You may also want to use the backtrace() function if available, that will provide the call stack at the time of the crash. This can be used in order to dump the stack like it happens in an high level programming language when a C program gets a segmentation fault, bus error, or other memory violation error.
backtrace() is available both on Linux and Mac OS X
If the -g option makes the error disappear, then knowing where it crashes is unlikely to be useful anyway. It's probably writing to an uninitialized pointer in function A, and then function B tries to legitimately use that memory, and dies. Memory errors are a pain.
I am working on a piece of code which uses regular expressions in c.
All of the regex stuff is using the standard regex c library.
On line 246 of regexec.c, the line is
__libc_lock_lock(dfa->lock);
My program is segfaulting here and I cannot figure out why. I was trying to find where __libc_lock_lock was defined and it turns out it is a macro in bits/libc-lock.h. However, the macro isnt actually defined to be anything, just defined.
Two questions:
1) Where is the code that is run when __libc_lock_lock is called (I know it must be
replaced with something but I dont know where that would be.
2) if dfa is a re_dfa_t object which is casted from a c string which is the buffer member of the regex_t object type, it will not have any member lock. Is this what is supposed to happen.
It really seams like there is some kind of magic going on here with this __libc_lock_lock
If the segfault is in libc then you can be 99.9% sure of the following:
You are doing something wrong with the API
You have at some previous point clobbered or corrupted memory used by libc, and this is a delayed effect. (Thanks Tyler!)
You are doing something that is pushing the API's capability
You are a developer testing the current trunk with new changes in the API implementation
I suspect that the first is the cause. Posting your API usage and your library version might help. The Regexp API in libc is pretty stable.
Look up debugging with gdb to find a stack trace of the execution path leading to the segfault, and install the glibc-devel packages for the symbols. If the segfault is in (or out) of libc ... then you have done something bad (not initialized an opaque pointer for example)
[aiden#devbox ~]$ gdb ./myProgram
(gdb) r
... Loads of stuff, segfault info ..
(gdb) bt
Will print the stack and function-names that led to the segault. Compile your source with the '-g' debug flag to keep important debugging information.

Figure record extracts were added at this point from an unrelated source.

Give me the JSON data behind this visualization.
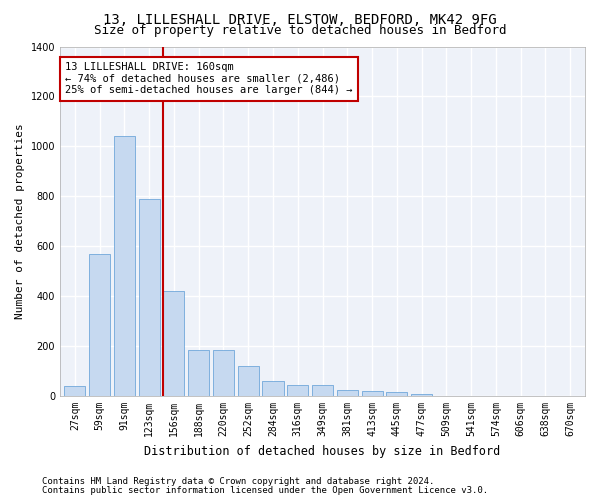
{
  "title1": "13, LILLESHALL DRIVE, ELSTOW, BEDFORD, MK42 9FG",
  "title2": "Size of property relative to detached houses in Bedford",
  "xlabel": "Distribution of detached houses by size in Bedford",
  "ylabel": "Number of detached properties",
  "categories": [
    "27sqm",
    "59sqm",
    "91sqm",
    "123sqm",
    "156sqm",
    "188sqm",
    "220sqm",
    "252sqm",
    "284sqm",
    "316sqm",
    "349sqm",
    "381sqm",
    "413sqm",
    "445sqm",
    "477sqm",
    "509sqm",
    "541sqm",
    "574sqm",
    "606sqm",
    "638sqm",
    "670sqm"
  ],
  "values": [
    40,
    570,
    1040,
    790,
    420,
    185,
    185,
    120,
    60,
    45,
    45,
    25,
    22,
    15,
    10,
    0,
    0,
    0,
    0,
    0,
    0
  ],
  "bar_color": "#c6d9f0",
  "bar_edge_color": "#5b9bd5",
  "vline_color": "#c00000",
  "vline_index": 4,
  "annotation_line1": "13 LILLESHALL DRIVE: 160sqm",
  "annotation_line2": "← 74% of detached houses are smaller (2,486)",
  "annotation_line3": "25% of semi-detached houses are larger (844) →",
  "ylim": [
    0,
    1400
  ],
  "yticks": [
    0,
    200,
    400,
    600,
    800,
    1000,
    1200,
    1400
  ],
  "footer1": "Contains HM Land Registry data © Crown copyright and database right 2024.",
  "footer2": "Contains public sector information licensed under the Open Government Licence v3.0.",
  "bg_color": "#eef2f9",
  "grid_color": "#ffffff",
  "title1_fontsize": 10,
  "title2_fontsize": 9,
  "tick_fontsize": 7,
  "ylabel_fontsize": 8,
  "xlabel_fontsize": 8.5,
  "footer_fontsize": 6.5,
  "annot_fontsize": 7.5
}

Get an authoritative source for API usage/examples!
Good Luck
In answer to your first question:
The macro is defined in the libc-lock.h; its relative path is sysdeps/mach/bits on
the glibc release I use (2.2.5). Lines 67/68 from that file are
/* Lock the named lock variable. */
#define __libc_lock_lock(NAME) __mutex_lock (&(NAME))
Run your code in gdb until you get to the segfault. Then do a backtrace to find out where it was.

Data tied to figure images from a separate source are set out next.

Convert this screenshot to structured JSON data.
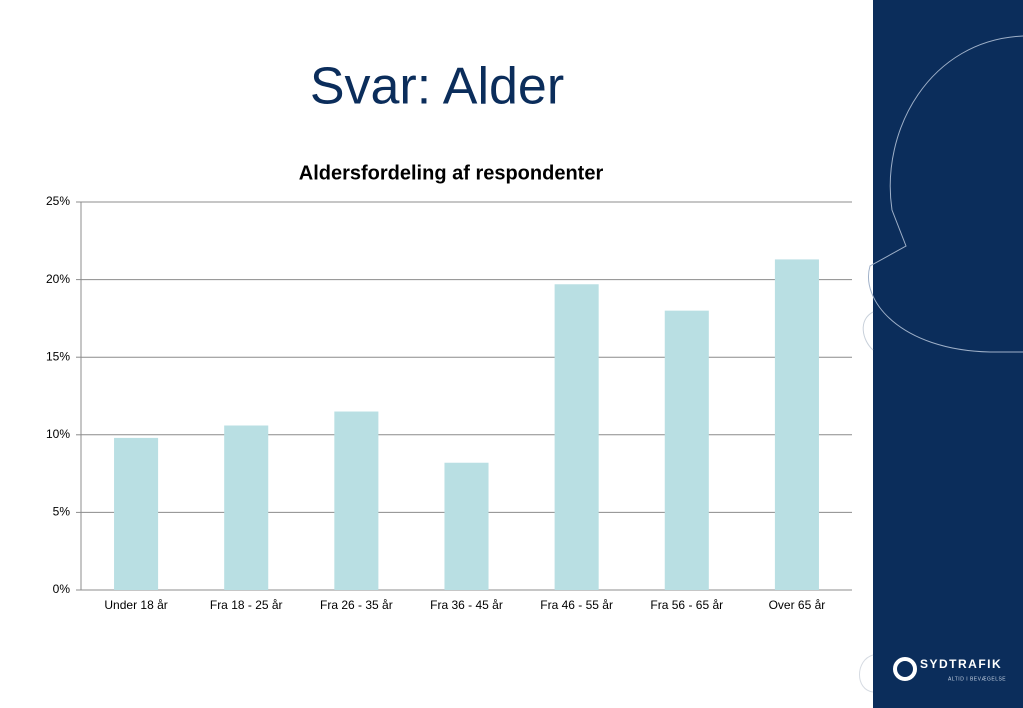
{
  "title": "Svar: Alder",
  "logo": {
    "name": "SYDTRAFIK",
    "tagline": "ALTID I BEVÆGELSE"
  },
  "chart_data": {
    "type": "bar",
    "title": "Aldersfordeling af respondenter",
    "categories": [
      "Under 18 år",
      "Fra 18 - 25 år",
      "Fra 26 - 35 år",
      "Fra 36 - 45 år",
      "Fra 46 - 55 år",
      "Fra 56 - 65 år",
      "Over 65 år"
    ],
    "values": [
      9.8,
      10.6,
      11.5,
      8.2,
      19.7,
      18.0,
      21.3
    ],
    "color": "#b9dfe3",
    "ylim": [
      0,
      25
    ],
    "yticks": [
      {
        "value": 0,
        "label": "0%"
      },
      {
        "value": 5,
        "label": "5%"
      },
      {
        "value": 10,
        "label": "10%"
      },
      {
        "value": 15,
        "label": "15%"
      },
      {
        "value": 20,
        "label": "20%"
      },
      {
        "value": 25,
        "label": "25%"
      }
    ],
    "grid": true
  }
}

Here is the set of commands you will type to do this:
gdb myprogram
run
***Make it crash***
backtrace
Typing backtrace will print the call stack and will show you what path the code has taken to get to the point where it is segfaulting.

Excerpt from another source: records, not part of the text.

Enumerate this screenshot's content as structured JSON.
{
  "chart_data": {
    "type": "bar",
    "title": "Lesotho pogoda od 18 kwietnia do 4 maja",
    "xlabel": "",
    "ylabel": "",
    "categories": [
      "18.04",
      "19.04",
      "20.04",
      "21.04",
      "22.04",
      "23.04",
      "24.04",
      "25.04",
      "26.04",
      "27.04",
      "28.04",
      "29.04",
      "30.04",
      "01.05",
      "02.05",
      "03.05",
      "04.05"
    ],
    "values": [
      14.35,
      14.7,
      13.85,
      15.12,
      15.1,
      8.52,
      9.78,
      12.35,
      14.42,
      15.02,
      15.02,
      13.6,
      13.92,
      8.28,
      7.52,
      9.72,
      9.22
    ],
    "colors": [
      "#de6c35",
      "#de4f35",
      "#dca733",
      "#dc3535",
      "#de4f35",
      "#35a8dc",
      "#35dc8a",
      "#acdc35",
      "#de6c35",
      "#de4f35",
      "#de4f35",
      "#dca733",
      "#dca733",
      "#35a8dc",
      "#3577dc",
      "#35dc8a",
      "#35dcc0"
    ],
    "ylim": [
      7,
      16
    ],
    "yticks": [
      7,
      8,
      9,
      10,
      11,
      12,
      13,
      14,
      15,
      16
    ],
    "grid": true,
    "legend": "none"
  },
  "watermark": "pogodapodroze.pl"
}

You can go up and down in the stack to your code by typing 'up' or 'down' respectively. Then you can examine variables in that scope.
So for instance, if your backtrace command prints this:
linux_black_magic
more_linux
libc
libc
yourcode.c
Type 'up' a few times so that the stack frame is in your code instead of linux's. You can then examine variables and memory that your program is operating on. Do this:
print VariableName
x/10 &Variable
That will print the value of the variable and then will print a hex dump of memory starting at the variable.
Those are some general techniques to use with gdb and debugging, post more details for more detailed answers.